Magic Marshmallow Fudge
From the kitchen of Conor
This recipe has been on northpole.com from the beginning… since 1996! We hope you enjoy this classic North Pole recipe. Let us know your opinion by submitting a review!
Gluten‑free, Good for parties/potlucks, Kid friendly
450g/1pound icing sugar, preferably unrefined
100g/4 ounces white marshmallows
2 tablespoons milk
100g/4 ounces unsalted butter
1/2 teaspoon vanilla essence
Grease and line with parchment paper, an 18cm (7inch) shallow square cake tin.
Sift the icing sugar through a sieve in to a large bowl. Make a small hollow in the middle of the icing sugar.
Using scissors, cut the marshmallows in half and put them into a small pan; add the milk, butter and vanilla essence.
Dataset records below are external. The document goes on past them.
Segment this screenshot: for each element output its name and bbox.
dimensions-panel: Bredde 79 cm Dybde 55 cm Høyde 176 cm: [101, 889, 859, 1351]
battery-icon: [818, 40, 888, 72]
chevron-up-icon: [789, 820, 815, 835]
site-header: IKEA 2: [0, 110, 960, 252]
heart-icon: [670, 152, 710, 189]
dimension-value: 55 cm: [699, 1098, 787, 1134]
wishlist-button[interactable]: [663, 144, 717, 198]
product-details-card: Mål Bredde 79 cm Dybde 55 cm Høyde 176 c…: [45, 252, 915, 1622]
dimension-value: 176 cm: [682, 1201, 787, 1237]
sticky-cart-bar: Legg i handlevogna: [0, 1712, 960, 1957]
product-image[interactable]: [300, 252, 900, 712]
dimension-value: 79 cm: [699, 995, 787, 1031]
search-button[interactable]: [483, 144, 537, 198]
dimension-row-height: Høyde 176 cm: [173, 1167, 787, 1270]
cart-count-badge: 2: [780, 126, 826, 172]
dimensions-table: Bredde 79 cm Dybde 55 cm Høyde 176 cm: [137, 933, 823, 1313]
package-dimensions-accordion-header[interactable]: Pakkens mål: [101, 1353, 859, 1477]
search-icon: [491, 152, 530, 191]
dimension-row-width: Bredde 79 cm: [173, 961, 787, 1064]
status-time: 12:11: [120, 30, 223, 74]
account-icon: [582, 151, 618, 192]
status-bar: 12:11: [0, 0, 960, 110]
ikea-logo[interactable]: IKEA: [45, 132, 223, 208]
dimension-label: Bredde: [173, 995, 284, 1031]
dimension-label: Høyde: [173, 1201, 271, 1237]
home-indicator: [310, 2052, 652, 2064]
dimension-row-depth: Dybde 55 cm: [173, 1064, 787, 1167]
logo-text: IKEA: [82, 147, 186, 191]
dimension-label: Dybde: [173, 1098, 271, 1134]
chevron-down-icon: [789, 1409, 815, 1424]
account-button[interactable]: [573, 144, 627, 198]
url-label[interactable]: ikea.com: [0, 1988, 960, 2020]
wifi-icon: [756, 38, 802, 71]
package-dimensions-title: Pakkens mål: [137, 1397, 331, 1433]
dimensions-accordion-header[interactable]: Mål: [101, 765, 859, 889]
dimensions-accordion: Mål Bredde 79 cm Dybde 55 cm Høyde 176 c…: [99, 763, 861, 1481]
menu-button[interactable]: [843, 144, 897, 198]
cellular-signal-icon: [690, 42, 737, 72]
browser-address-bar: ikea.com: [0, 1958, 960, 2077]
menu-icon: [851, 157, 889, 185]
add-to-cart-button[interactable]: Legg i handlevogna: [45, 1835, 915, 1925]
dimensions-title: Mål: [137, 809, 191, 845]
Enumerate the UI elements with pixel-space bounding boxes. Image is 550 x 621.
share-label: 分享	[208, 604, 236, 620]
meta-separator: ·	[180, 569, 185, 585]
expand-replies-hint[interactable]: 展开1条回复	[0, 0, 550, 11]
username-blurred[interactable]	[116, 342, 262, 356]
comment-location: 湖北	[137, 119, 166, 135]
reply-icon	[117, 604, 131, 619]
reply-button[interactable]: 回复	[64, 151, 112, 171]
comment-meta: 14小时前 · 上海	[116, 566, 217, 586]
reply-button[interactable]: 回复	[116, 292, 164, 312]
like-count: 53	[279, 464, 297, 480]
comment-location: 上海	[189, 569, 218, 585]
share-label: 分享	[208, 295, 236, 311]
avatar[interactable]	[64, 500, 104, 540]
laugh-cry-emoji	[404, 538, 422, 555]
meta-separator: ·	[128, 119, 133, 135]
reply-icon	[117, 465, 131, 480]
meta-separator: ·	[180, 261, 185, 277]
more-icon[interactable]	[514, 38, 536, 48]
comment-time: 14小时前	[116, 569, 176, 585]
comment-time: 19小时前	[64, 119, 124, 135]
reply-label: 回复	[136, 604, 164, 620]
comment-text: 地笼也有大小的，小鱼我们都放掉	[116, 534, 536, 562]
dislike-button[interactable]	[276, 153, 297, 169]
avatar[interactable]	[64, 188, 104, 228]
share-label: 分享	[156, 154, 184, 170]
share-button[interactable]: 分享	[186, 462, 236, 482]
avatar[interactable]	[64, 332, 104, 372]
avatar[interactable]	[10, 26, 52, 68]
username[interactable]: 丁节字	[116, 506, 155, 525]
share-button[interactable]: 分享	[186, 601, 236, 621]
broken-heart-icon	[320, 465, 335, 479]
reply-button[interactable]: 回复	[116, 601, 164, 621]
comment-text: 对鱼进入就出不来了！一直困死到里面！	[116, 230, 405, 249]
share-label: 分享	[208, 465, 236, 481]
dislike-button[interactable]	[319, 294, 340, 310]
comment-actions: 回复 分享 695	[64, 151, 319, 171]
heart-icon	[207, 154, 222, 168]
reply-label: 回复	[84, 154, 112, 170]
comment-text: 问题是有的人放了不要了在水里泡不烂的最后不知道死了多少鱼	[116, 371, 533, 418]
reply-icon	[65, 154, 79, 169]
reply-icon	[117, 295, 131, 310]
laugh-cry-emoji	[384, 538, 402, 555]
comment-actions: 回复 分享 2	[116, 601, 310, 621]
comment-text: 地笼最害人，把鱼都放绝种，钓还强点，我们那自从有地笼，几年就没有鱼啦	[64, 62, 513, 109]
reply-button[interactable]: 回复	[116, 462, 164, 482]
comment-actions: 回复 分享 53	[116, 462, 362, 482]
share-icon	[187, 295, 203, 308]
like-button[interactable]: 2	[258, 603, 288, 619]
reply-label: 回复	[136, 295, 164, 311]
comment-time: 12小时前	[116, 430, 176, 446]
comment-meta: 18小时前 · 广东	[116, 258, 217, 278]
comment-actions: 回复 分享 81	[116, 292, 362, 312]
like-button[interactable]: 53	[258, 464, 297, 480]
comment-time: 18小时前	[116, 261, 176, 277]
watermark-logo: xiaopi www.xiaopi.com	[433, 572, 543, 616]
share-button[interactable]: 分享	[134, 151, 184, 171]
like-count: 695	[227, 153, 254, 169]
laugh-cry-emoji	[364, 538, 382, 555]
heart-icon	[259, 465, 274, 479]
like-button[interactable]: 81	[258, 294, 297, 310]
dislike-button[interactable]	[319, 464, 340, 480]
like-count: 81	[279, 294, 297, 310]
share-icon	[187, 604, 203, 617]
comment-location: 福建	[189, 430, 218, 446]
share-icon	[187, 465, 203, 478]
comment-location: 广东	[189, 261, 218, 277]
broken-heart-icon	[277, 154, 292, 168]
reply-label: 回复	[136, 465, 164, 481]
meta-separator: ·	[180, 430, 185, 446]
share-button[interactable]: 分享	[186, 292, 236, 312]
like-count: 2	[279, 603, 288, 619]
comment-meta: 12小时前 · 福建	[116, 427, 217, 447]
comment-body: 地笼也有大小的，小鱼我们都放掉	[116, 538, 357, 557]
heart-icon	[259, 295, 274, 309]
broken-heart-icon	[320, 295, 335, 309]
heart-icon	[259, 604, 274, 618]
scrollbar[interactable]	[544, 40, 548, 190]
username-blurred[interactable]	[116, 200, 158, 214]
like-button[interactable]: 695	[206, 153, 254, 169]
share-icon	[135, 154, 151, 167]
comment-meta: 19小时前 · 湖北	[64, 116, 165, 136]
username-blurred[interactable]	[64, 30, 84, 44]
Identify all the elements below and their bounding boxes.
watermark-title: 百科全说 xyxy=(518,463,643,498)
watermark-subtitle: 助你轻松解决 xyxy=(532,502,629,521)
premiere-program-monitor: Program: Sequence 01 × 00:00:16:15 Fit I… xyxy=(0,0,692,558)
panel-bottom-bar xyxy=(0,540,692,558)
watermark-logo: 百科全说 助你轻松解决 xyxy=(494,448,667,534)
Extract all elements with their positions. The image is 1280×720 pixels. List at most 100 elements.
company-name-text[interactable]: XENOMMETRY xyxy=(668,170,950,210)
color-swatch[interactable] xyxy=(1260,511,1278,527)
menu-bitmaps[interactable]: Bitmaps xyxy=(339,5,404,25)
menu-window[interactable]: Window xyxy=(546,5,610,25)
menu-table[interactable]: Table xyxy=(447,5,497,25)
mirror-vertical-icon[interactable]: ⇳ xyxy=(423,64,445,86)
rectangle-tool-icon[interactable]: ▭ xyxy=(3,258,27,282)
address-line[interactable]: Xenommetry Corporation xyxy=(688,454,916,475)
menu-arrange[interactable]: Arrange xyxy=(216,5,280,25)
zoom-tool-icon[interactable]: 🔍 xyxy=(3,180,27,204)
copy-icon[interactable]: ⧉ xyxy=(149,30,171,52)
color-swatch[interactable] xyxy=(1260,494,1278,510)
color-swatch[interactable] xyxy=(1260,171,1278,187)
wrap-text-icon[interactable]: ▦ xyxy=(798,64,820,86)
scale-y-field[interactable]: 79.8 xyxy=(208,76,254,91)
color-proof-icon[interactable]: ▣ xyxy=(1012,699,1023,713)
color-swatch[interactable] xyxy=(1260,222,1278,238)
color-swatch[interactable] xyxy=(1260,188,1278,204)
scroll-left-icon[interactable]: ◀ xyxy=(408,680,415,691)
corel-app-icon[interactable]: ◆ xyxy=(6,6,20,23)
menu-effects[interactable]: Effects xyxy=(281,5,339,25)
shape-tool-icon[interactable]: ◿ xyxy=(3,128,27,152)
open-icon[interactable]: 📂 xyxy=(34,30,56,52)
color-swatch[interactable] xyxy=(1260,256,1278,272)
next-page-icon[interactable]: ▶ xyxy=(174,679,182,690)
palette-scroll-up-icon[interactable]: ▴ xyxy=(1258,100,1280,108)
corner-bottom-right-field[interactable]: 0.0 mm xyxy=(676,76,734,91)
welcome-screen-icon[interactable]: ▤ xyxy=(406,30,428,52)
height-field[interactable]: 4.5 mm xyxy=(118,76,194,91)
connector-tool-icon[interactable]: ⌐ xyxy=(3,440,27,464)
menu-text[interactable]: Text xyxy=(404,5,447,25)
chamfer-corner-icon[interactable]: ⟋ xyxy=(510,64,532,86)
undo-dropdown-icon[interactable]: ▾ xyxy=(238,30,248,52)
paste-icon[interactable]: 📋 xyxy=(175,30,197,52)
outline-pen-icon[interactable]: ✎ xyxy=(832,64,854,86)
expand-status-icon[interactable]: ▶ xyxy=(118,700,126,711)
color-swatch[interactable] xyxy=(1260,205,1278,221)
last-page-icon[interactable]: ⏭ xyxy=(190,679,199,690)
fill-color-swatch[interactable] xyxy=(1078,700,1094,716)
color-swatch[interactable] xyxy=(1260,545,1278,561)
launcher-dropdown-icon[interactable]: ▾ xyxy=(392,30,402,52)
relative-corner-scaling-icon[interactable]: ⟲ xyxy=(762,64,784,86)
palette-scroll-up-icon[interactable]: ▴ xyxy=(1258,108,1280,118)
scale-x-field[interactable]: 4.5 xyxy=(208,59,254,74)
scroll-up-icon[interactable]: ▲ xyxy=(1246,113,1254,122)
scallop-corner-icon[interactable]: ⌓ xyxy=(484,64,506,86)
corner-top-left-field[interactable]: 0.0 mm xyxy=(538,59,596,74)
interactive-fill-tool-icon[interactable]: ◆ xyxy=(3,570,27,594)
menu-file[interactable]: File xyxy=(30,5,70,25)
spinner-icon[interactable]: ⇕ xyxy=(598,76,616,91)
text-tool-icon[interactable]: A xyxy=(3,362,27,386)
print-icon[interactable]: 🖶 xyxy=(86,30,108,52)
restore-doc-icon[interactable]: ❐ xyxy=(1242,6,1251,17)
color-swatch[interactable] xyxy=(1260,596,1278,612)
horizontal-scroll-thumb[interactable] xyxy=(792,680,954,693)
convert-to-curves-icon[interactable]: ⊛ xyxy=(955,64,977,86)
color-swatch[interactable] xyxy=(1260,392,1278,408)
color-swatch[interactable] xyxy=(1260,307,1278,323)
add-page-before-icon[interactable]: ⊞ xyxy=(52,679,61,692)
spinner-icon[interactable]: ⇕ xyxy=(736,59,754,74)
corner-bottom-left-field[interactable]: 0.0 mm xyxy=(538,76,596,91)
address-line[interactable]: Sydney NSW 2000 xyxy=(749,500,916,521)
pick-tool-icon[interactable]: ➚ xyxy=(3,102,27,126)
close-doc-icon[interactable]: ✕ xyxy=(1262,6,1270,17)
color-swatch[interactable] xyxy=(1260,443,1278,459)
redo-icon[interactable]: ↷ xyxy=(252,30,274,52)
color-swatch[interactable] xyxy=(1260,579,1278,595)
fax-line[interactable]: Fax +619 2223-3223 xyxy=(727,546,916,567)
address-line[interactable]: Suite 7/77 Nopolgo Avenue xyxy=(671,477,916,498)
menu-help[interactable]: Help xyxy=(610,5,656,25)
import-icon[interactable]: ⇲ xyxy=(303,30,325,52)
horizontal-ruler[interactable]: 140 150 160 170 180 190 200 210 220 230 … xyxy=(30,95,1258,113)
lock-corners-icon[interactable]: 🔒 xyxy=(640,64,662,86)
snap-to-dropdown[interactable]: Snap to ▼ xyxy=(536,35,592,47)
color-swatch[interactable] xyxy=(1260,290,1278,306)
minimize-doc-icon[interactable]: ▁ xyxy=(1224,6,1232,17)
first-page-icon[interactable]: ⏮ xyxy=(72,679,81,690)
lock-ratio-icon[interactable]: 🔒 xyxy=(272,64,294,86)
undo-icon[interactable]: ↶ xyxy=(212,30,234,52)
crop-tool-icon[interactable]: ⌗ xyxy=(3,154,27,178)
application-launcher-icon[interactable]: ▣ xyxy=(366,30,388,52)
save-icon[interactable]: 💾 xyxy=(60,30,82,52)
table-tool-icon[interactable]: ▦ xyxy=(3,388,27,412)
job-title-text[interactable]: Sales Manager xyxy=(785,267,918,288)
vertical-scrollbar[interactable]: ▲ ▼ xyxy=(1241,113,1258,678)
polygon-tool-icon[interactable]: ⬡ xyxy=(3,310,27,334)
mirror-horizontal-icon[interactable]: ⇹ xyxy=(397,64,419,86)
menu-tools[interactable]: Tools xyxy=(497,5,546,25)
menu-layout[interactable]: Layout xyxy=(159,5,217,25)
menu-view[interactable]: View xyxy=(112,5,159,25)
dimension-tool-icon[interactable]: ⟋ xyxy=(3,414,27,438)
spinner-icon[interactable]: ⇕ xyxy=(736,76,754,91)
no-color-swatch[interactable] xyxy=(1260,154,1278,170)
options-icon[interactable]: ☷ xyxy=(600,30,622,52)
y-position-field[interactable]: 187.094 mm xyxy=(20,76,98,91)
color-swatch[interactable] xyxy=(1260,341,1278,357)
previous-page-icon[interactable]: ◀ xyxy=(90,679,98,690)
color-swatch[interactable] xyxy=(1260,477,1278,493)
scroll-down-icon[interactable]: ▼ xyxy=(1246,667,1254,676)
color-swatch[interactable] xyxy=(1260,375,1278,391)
Gently heat the mixture; stir it every now and then with a WOODEN SPOON until everything has melted.
Pour the mixture into the hollow in the icing sugar. Beat it all together with a spoon until the mixture is smooth.
Put the fudge into the tin and push it into the corners. Use a spoon to make the surface of the fudge as flat as possible.
When the fudge is cool put the tin in a fridge for about 3 hours or until the fudge is firm.
Use a blunt knife to loosen the edges of the fudge, then turn it out onto a chopping board and remove the greaseproof paper.
Cut the fudge in to 36 pieces then put it back into the fridge to harden for about an hour. Keep the fudge in an airtight container.
Eat the fudge within a week of making.
Delish!!! A quick, wonderful keeper.